The online banking itch

What is the overall image that a bank wants to portray online? Friendly and trustworthy? Accessible to all? Or just secure, solid, impenetrable. I ask the question because I am only ever left with the latter impression. that my experience when banking online has to be difficult, cumbersome, obtuse – in order to gain the impression that there are solid walls of steel, concrete, marble around me and that a security guard is monitoring my every move whilst I am ‘in the bank’.
A comfortable, efficient user experience is something the banking website designers simply don’t address. Are they told not to? Do they have Information Architects? Will it get better?
Let me explain a bit about some of the experiences I have had with a couple of different banks. Some of these just simply would not be stood for if they were any other product / brand?
- A customer number, my surname, a card reader, a passcode, a memorable word. All of them just to enter the site. Talk about ‘barriers to entry’. How is this attracting people to use their services?
- Immediately after logging in being displayed an add for a loan / extra credit etc. the equivalent of a pre-roll, extremely interruptive and very much like having a leaflet thrust in my face whilst waiting in the queue at the bank for the teller. Not nice.
- Viewing statements. Why are they only available for a month? Surely this data just exists anyway in the same database? Why can’t I see it? It just means that I will carry on requesting paper statements – costing the bank more money in print costs (which I really don’t want).
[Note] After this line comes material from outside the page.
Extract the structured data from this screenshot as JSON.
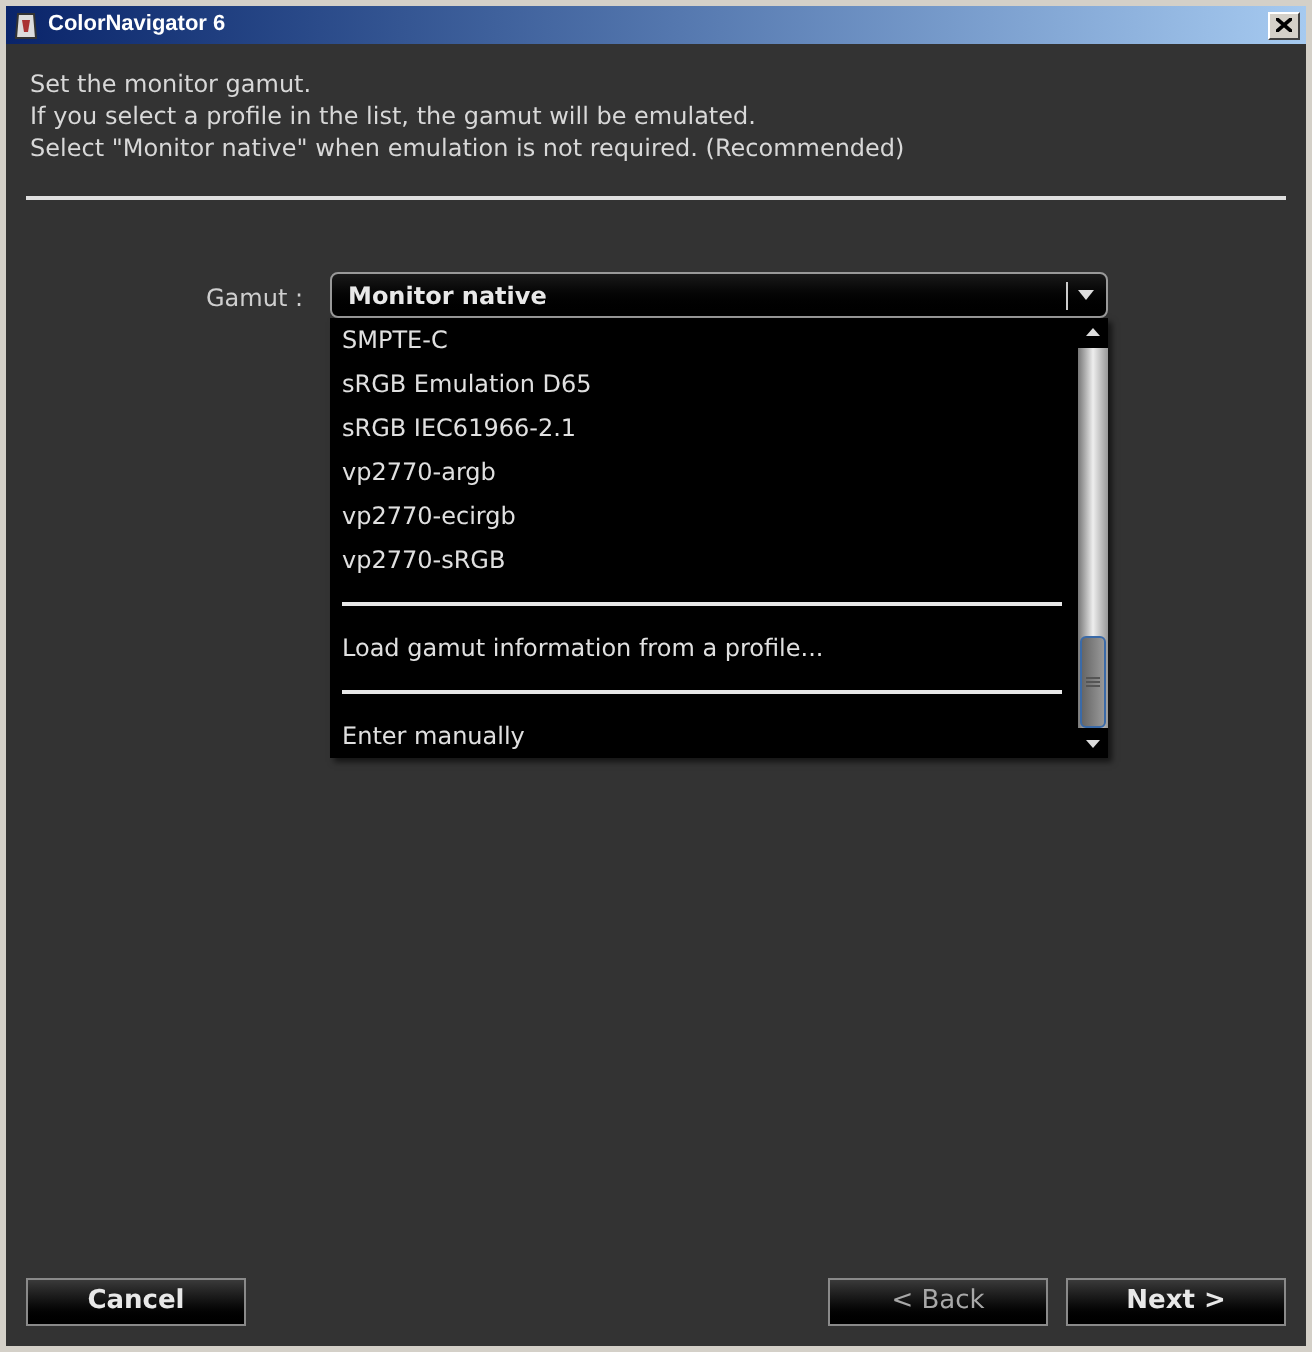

- Paying someone for the first time. After going through the extensive security previously mentioned, on paying someone I haven’t paid before I then have to use my card reader again to verify their account details to make the payment.
- Not being able to give an individual payment a reference number. Surely that’s just one extra data field. It doesn’t really help me or the recipient of the payment to identify the payment.
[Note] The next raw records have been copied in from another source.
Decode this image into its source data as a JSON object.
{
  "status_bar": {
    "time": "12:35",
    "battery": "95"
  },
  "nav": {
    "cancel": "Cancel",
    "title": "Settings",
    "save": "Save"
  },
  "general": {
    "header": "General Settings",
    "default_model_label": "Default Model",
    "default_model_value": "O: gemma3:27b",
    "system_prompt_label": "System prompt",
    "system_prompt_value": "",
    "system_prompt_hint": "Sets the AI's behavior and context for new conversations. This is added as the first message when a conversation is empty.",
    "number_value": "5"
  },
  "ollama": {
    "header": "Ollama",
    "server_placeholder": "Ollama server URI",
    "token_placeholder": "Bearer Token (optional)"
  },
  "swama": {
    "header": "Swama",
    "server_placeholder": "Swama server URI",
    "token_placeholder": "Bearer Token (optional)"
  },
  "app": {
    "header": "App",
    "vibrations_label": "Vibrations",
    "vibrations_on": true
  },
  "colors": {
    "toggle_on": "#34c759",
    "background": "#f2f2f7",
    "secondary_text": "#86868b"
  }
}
- Help. The help sections on banking websites are the most useless sections ever. They rarely answer your specific enquiry – meaning that you have to phone up the bank and use their telephone banking system (which deserves a separate blog post of it’s own). The telephone banking guys must know the kind of questions that come up time and time again. Maybe they’d get less enquiries if they disseminated some of the information online.
I guess the bigger question here is whether banks actually care. How many times have you changed your bank? It’s most likely that the same bank that gave you a free pencil case, ruler and eraser when you opened your junior savers bank account at the age of 14 is probably the same bank you have now.
So what would it take for someone to change their provider. Clearly the banks think that the online user experience isn’t going to have much of an influence over these types of decisions. Unless we start demanding an easier user experience and threatening to leave to find pastures new, I’m not sure anything will change. So Barclays, Nat West and RBS – you have been warned. I, for one, am getting a ’20 year itch’.